Right now, the temperature in the shade is 98 degrees and Holly is laying in a hammock in the due west facing living room window...right in the sun. The girl has lost her marbles. 

(The windows are closed and the AC is on...but it's still gotta be like an oven over there...I'm too lazy to go check)


----------



## Straysmommy (Dec 23, 2010)

My poor cats spend 11 hours in the heat and humidity of this apt. while I'm at work, because I can't afford to leave the A/C on all day. I turn it on first thing when I arrive in the evening, and I wipe them with a moist wet wipe each and change their water. From what I've seen and read, what's dangerous for cats (apart from the direct sun shining on them in summer) is to exert themselves in summer. All my strays are very passive in summer, and Prince hardly jumps with DaBird. I wish Prince didn't drive me crazy to go out each evening, I'd so much prefer he didn't go out in this sauna... But then I see him playing with the other cats hiding in the fresh tall grass downstairs, and I just can't deny him the pleasure... I make sure he doesn't walk much or run, as he had a heat stroke last week and I got so scared.
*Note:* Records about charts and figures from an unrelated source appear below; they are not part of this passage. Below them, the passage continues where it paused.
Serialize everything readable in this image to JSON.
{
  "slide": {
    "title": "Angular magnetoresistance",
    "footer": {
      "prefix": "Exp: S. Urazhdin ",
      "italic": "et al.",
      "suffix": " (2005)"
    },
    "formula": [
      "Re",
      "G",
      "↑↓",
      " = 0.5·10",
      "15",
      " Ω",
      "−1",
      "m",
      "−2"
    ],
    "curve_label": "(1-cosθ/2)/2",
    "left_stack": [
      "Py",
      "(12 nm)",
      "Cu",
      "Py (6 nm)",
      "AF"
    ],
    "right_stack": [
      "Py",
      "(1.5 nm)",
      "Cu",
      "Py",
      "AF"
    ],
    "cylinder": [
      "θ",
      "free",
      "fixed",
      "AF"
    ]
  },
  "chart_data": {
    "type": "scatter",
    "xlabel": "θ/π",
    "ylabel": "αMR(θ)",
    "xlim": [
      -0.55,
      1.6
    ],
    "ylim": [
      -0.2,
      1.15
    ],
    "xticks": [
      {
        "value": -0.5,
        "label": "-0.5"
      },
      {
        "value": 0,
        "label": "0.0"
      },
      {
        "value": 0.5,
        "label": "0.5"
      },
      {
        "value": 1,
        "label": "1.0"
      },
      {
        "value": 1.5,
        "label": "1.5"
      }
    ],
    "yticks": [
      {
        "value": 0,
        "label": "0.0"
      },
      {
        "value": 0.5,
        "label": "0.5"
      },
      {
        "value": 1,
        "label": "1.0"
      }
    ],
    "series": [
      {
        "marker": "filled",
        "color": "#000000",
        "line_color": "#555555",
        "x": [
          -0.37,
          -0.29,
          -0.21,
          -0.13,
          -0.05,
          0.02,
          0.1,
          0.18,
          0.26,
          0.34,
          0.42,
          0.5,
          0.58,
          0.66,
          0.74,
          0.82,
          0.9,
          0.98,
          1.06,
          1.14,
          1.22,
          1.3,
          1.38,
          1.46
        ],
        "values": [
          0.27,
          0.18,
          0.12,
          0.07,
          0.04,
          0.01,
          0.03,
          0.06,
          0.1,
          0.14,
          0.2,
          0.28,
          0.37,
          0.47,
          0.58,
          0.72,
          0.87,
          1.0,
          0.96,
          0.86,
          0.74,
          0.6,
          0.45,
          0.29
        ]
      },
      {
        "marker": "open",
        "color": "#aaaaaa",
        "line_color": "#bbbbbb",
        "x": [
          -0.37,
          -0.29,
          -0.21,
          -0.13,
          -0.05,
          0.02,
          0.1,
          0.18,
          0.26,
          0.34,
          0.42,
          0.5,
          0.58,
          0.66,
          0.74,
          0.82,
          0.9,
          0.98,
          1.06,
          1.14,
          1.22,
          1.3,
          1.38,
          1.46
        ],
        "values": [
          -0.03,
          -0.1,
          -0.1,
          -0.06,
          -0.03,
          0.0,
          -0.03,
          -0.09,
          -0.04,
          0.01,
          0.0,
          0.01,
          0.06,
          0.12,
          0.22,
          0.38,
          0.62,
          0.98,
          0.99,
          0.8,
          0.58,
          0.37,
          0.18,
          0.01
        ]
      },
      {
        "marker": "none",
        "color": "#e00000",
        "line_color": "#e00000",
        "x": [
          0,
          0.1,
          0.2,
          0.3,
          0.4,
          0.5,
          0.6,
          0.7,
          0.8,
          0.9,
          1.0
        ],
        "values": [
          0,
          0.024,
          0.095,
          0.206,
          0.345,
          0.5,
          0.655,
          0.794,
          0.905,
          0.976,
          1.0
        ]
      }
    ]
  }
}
We go up the stairs back home very slowly.


----------



## Straysmommy (Dec 23, 2010)

I only take Prince out after the sun sets, of course.


----------



## Nellie's Mom (Dec 26, 2009)

Nellie loves the heat....our screened in porch stays right around 90º and it's humid out there too. And she loves it! She begs to stay out there and even though I have a fan on the porch she avoids it's breeze. Our house is a nice 77º but she prefers that hot hot porch.


----------